A six-month whirlwind
"It's really turned my life around. You wouldn't believe winning one race could change your whole world but it has," said Payne.
"Meeting Roger Federer was a dream come true, the ultimate sports star and my mum was Swiss-bred and he's somebody I have admired for so long."
Her autobiography, Life As I Know It, has topped the non-fiction best-seller lists in Australia,
"The fact that people line up in hundreds to get their photo taken or book signed, that really blows me away," she added.
"To go from being a really normal person to having that happen is so incredible. I find it really quite funny that it has changed my life that much.
"The most amazing thing will be going to a cinema and watching a movie that is going to be made about the Cup and my life. That's really overwhelming."
My mother, my father, my inspirations
Michelle was named after her brother Michael, who died when he was just a few days old.
She was aged six months when her mother Mary was killed in a car accident, leaving her father Paddy to raise the family.
In 2007, tragedy struck again when older sister Brigid died at the age of 36 after suffering an aneurysm and heart attack eight months after falling from her horse.
"In life you run into people who help shape you and help make you a stronger person. I guess number one would be my dad - imagine losing your wife and the mother of your 11 children.

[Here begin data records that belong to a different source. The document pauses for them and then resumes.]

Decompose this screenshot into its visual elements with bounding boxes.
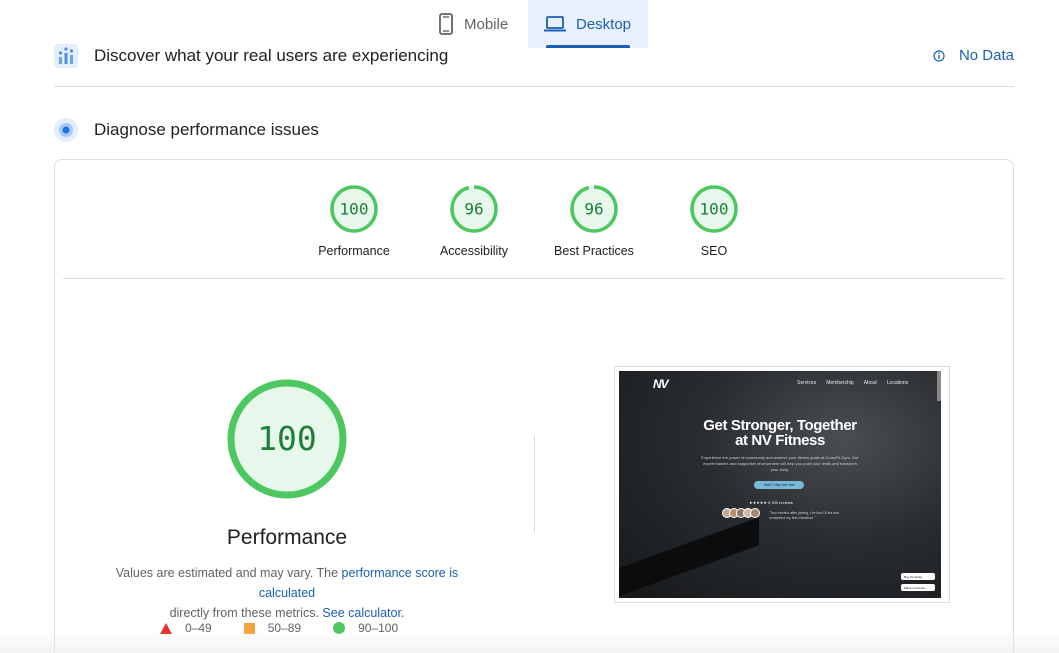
gauge-value: 100	[340, 200, 369, 219]
gauge-value: 100	[700, 200, 729, 219]
desc-text-1: Values are estimated and may vary. The	[115, 566, 342, 580]
site-nav-item: Services	[797, 380, 817, 386]
performance-big-title: Performance	[226, 526, 348, 549]
gauge-best-practices[interactable]: 96 Best Practices	[534, 184, 654, 258]
performance-big-value: 100	[257, 419, 317, 458]
gauges-divider	[63, 278, 1005, 279]
site-avatars	[722, 508, 760, 518]
site-nav-item: Locations	[886, 380, 909, 386]
tab-desktop-label: Desktop	[576, 15, 632, 33]
site-paragraph: Experience the power of community and ac…	[701, 455, 859, 472]
info-icon	[933, 49, 945, 62]
site-headline: Get Stronger, Together at NV Fitness	[659, 418, 901, 448]
final-screenshot[interactable]: NV Services Membership About Locations G…	[614, 366, 950, 603]
tab-mobile-label: Mobile	[464, 15, 509, 33]
diagnose-title: Diagnose performance issues	[94, 120, 319, 139]
no-data-link[interactable]: No Data	[933, 47, 1014, 64]
gauge-label: Best Practices	[554, 244, 634, 258]
gauge-accessibility[interactable]: 96 Accessibility	[414, 184, 534, 258]
laptop-icon	[544, 16, 566, 32]
gauge-label: Performance	[318, 244, 390, 258]
section-divider	[54, 86, 1014, 87]
tab-mobile[interactable]: Mobile	[424, 0, 528, 48]
site-cta-button: Start 7-day free trial	[754, 481, 804, 489]
gauge-ring: 100	[330, 185, 378, 233]
score-gauges: 100 Performance 96 Accessibility 96 Best…	[294, 184, 774, 258]
gauge-ring: 100	[690, 185, 738, 233]
target-icon	[54, 118, 78, 142]
tab-desktop[interactable]: Desktop	[528, 0, 648, 48]
desc-text-2: directly from these metrics.	[169, 606, 323, 620]
device-tabs: Mobile Desktop	[424, 0, 648, 48]
gauge-ring: 96	[450, 185, 498, 233]
gauge-value: 96	[584, 200, 603, 219]
treadmill-shape	[619, 511, 759, 598]
field-data-header: Discover what your real users are experi…	[54, 44, 1014, 68]
avatar	[750, 508, 760, 518]
site-quote: "Two months after joining, I've lost 15 …	[769, 511, 840, 520]
site-chip-buy: Buy Template	[901, 573, 935, 580]
field-data-title: Discover what your real users are experi…	[94, 46, 449, 65]
screenshot-image: NV Services Membership About Locations G…	[619, 371, 941, 598]
bottom-fade	[0, 631, 1059, 653]
site-nav-item: About	[863, 380, 877, 386]
gauge-label: SEO	[700, 244, 728, 258]
gauge-value: 96	[464, 200, 483, 219]
smartphone-icon	[439, 13, 453, 35]
site-headline-line2: at NV Fitness	[735, 432, 825, 449]
users-chart-icon	[54, 44, 78, 68]
no-data-label: No Data	[958, 47, 1014, 64]
diagnose-header: Diagnose performance issues	[54, 118, 1014, 142]
gauge-seo[interactable]: 100 SEO	[654, 184, 774, 258]
performance-big-gauge: 100	[227, 379, 347, 499]
site-nav: Services Membership About Locations	[797, 380, 918, 386]
screenshot-scrollbar	[937, 371, 941, 401]
vertical-divider	[534, 436, 535, 532]
gauge-ring: 96	[570, 185, 618, 233]
gauge-label: Accessibility	[439, 244, 509, 258]
see-calculator-link[interactable]: See calculator.	[322, 606, 404, 620]
gauge-performance[interactable]: 100 Performance	[294, 184, 414, 258]
site-logo: NV	[653, 377, 669, 391]
site-chip-framer: Made in Framer	[901, 584, 935, 591]
performance-description: Values are estimated and may vary. The p…	[86, 563, 488, 623]
site-reviews: ★★★★★ 5 300 reviews	[749, 500, 793, 505]
site-nav-item: Membership	[826, 380, 854, 386]
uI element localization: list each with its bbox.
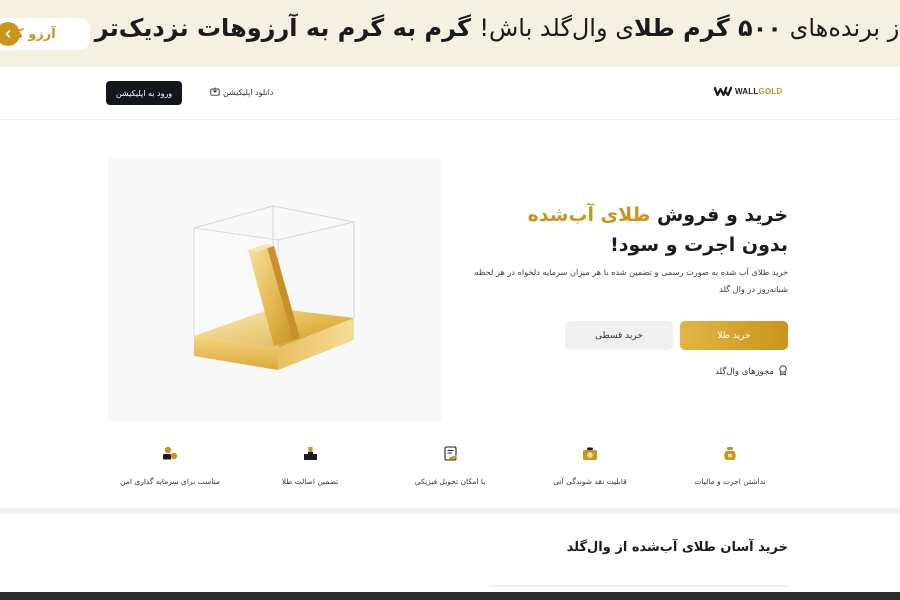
window-bottom-bar xyxy=(0,592,900,600)
promo-text-part2: ی وال‌گلد باش! xyxy=(479,14,634,42)
gold-pot-icon xyxy=(723,446,737,465)
feature-label: مناسب برای سرمایه گذاری امن xyxy=(120,477,220,486)
gold-bar-glass-case-illustration xyxy=(193,205,355,370)
download-app-label: دانلود اپلیکیشن xyxy=(223,88,274,97)
podium-gold-icon xyxy=(303,446,318,465)
promo-text-bold1: ۵۰۰ گرم طلا xyxy=(633,14,782,42)
logo-text: WALLGOLD xyxy=(735,87,782,96)
installment-buy-button[interactable]: خرید قسطی xyxy=(565,321,673,350)
feature-item: تضمین اصالت طلا xyxy=(240,446,380,492)
hero-title-line2: بدون اجرت و سود! xyxy=(610,234,788,256)
download-app-link[interactable]: دانلود اپلیکیشن xyxy=(210,87,273,98)
wallgold-logo[interactable]: WALLGOLD xyxy=(714,86,782,96)
wallgold-logo-icon xyxy=(714,86,732,96)
make-wish-button[interactable]: آرزو کـن xyxy=(0,18,90,50)
hero-title: خرید و فروش طلای آب‌شده بدون اجرت و سود! xyxy=(428,200,788,260)
delivery-note-icon xyxy=(443,446,458,465)
coins-stack-icon xyxy=(162,446,178,465)
buy-gold-button[interactable]: خرید طلا xyxy=(680,321,788,350)
chevron-left-icon xyxy=(0,22,20,46)
gold-bar-display-image xyxy=(108,158,442,422)
hero-title-prefix: خرید و فروش xyxy=(650,204,788,226)
hero-title-highlight: طلای آب‌شده xyxy=(527,204,651,226)
promo-text-part1: از برنده‌های xyxy=(781,14,900,42)
feature-label: تضمین اصالت طلا xyxy=(281,477,339,486)
logo-word-gold: GOLD xyxy=(758,86,783,96)
download-icon xyxy=(210,87,220,98)
feature-item: با امکان تحویل فیزیکی xyxy=(380,446,520,492)
feature-label: نداشتن اجرت و مالیات xyxy=(694,477,766,486)
feature-item: قابلیت نقد شوندگی آنی xyxy=(520,446,660,492)
logo-word-wall: WALL xyxy=(735,86,759,96)
licenses-link[interactable]: مجوزهای وال‌گلد xyxy=(715,365,788,379)
section-title: خرید آسان طلای آب‌شده از وال‌گلد xyxy=(566,540,788,555)
feature-label: قابلیت نقد شوندگی آنی xyxy=(553,477,627,486)
cash-coin-icon xyxy=(582,446,598,465)
site-header: ورود به اپلیکیشن دانلود اپلیکیشن WALLGOL… xyxy=(0,67,900,120)
promo-text-bold2: گرم به گرم به آرزوهات نزدیک‌تر شو xyxy=(47,14,480,42)
feature-item: مناسب برای سرمایه گذاری امن xyxy=(100,446,240,492)
hero-title-line1: خرید و فروش طلای آب‌شده xyxy=(428,200,788,230)
licenses-label: مجوزهای وال‌گلد xyxy=(715,367,774,377)
login-app-button[interactable]: ورود به اپلیکیشن xyxy=(106,81,182,105)
hero-description: خرید طلای آب شده به صورت رسمی و تضمین شد… xyxy=(474,267,788,294)
promo-banner: از برنده‌های ۵۰۰ گرم طلای وال‌گلد باش! گ… xyxy=(0,0,900,67)
section-content-edge xyxy=(490,585,788,587)
promo-text: از برنده‌های ۵۰۰ گرم طلای وال‌گلد باش! گ… xyxy=(48,14,900,42)
features-row: نداشتن اجرت و مالیات قابلیت نقد شوندگی آ… xyxy=(100,446,800,492)
feature-label: با امکان تحویل فیزیکی xyxy=(414,477,486,486)
section-divider xyxy=(0,508,900,514)
badge-icon xyxy=(778,365,788,379)
feature-item: نداشتن اجرت و مالیات xyxy=(660,446,800,492)
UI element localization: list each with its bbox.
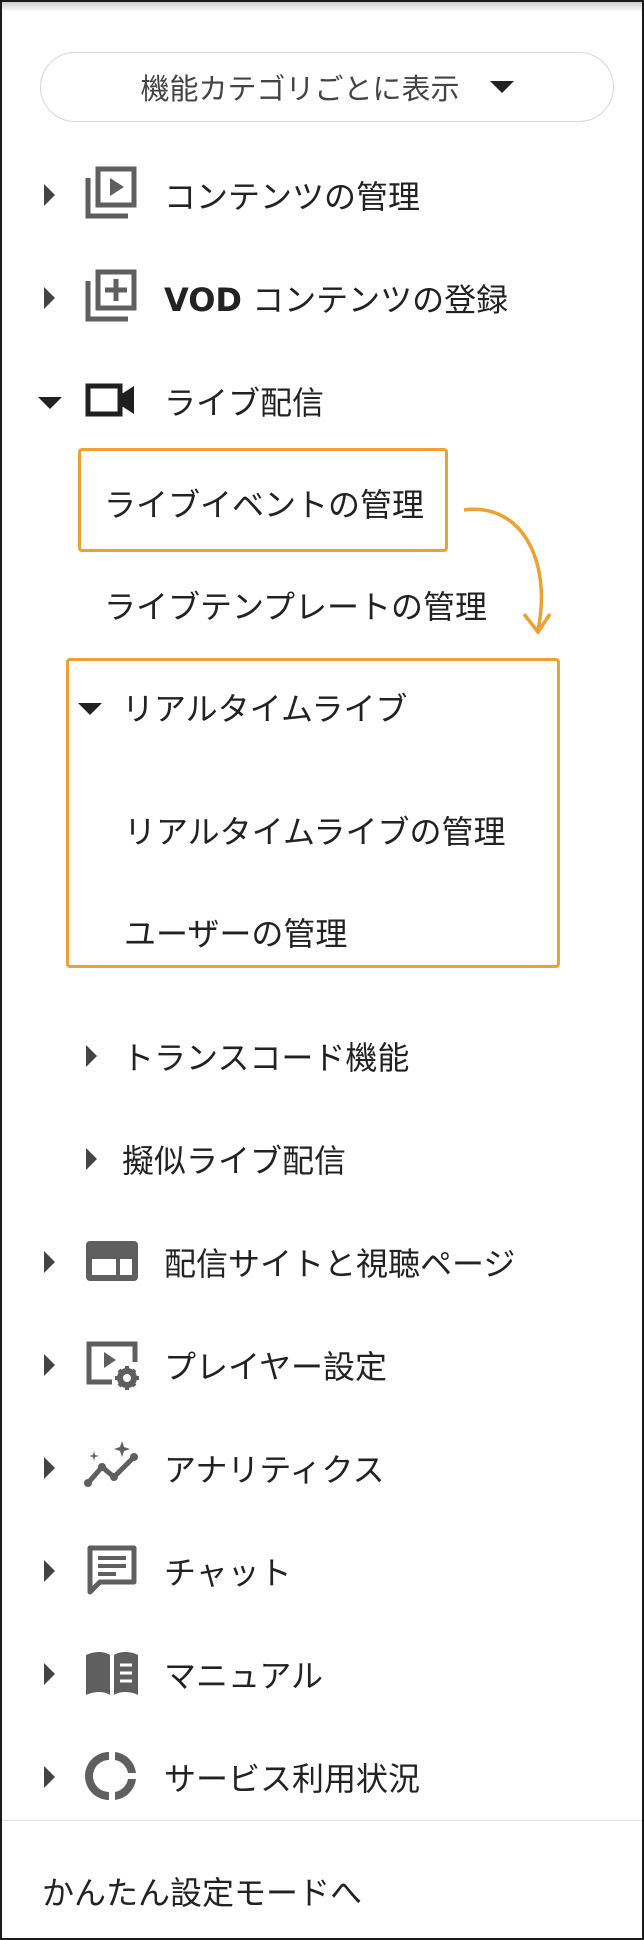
submenu-item-label: リアルタイムライブ (122, 690, 408, 728)
menu-item-label: プレイヤー設定 (164, 1348, 388, 1386)
expand-arrow-icon[interactable] (44, 1354, 55, 1376)
menu-item-label: 配信サイトと視聴ページ (164, 1245, 516, 1283)
menu-item-label: サービス利用状況 (164, 1760, 421, 1798)
submenu-item-live-event[interactable]: ライブイベントの管理 (104, 468, 424, 538)
easy-mode-label: かんたん設定モードへ (42, 1874, 363, 1912)
expand-arrow-icon[interactable] (44, 1560, 55, 1582)
submenu-item-label: トランスコード機能 (122, 1039, 410, 1077)
submenu-item-label: ライブイベントの管理 (104, 486, 425, 524)
menu-item-player[interactable]: プレイヤー設定 (2, 1330, 642, 1400)
usage-donut-icon (85, 1752, 136, 1800)
submenu-item-transcode[interactable]: トランスコード機能 (2, 1021, 642, 1091)
menu-item-label: アナリティクス (164, 1451, 385, 1489)
vod-prefix: VOD (164, 281, 242, 319)
menu-item-contents[interactable]: コンテンツの管理 (2, 160, 642, 230)
menu-item-label: マニュアル (164, 1657, 324, 1695)
video-library-icon (85, 166, 137, 219)
expand-arrow-icon[interactable] (86, 1148, 97, 1170)
videocam-icon (85, 383, 134, 417)
top-shadow (2, 2, 642, 12)
submenu-item-label: リアルタイムライブの管理 (124, 813, 506, 851)
vod-label-rest: コンテンツの登録 (241, 281, 509, 319)
menu-item-label: チャット (164, 1554, 292, 1592)
expand-arrow-icon[interactable] (44, 184, 55, 206)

"It just blows me away how positive his outlook on life is. The older I got, the more I appreciated that. When I've thought that things have been going badly, I think life could always be so much worse. You have to focus on the positives."
In the stalls, aside from chatting to Dettori, she said prayers to her mum, sister, brother and even the late 12-time Melbourne Cup winning trainer Bart Cummins, who gave Payne her first ride in the race.
"I have a strong sense of feeling about my mum being with me all the time. She passed away when I was six months old and my dad always spoke about her and I always felt this connection with her," said the self-confessed "deep thinker".
"I felt like I had all three of them there with me. I definitely felt I had a little help from up there somewhere along the line."
What next for the history maker?
Payne plans to carry on riding for a couple of years, would like to settle down and have her own family before turning her attention to training.
"I've been riding flat out for 15 years and given it everything I've got. There's also a lot more to life than just being a jockey so I'm looking forward to enjoying that," she said.
In August, a new licence will mean she can both ride and train horses, and she plans to train a handful to start with.
"That will give me a little bit of an introduction into the life of a trainer. I'm really looking forward to giving that a crack," she said.
Might she one day saddle a Melbourne Cup winner ridden by another female jockey in the ultimate display of girl power?
"That would be absolutely awesome. You never know - that's the beauty about life, wherever it may lead you," she said.
And finally - The last six months in a sentence?
"I would just have to say that it's been an absolutely crazy whirlwind that has changed my life forever."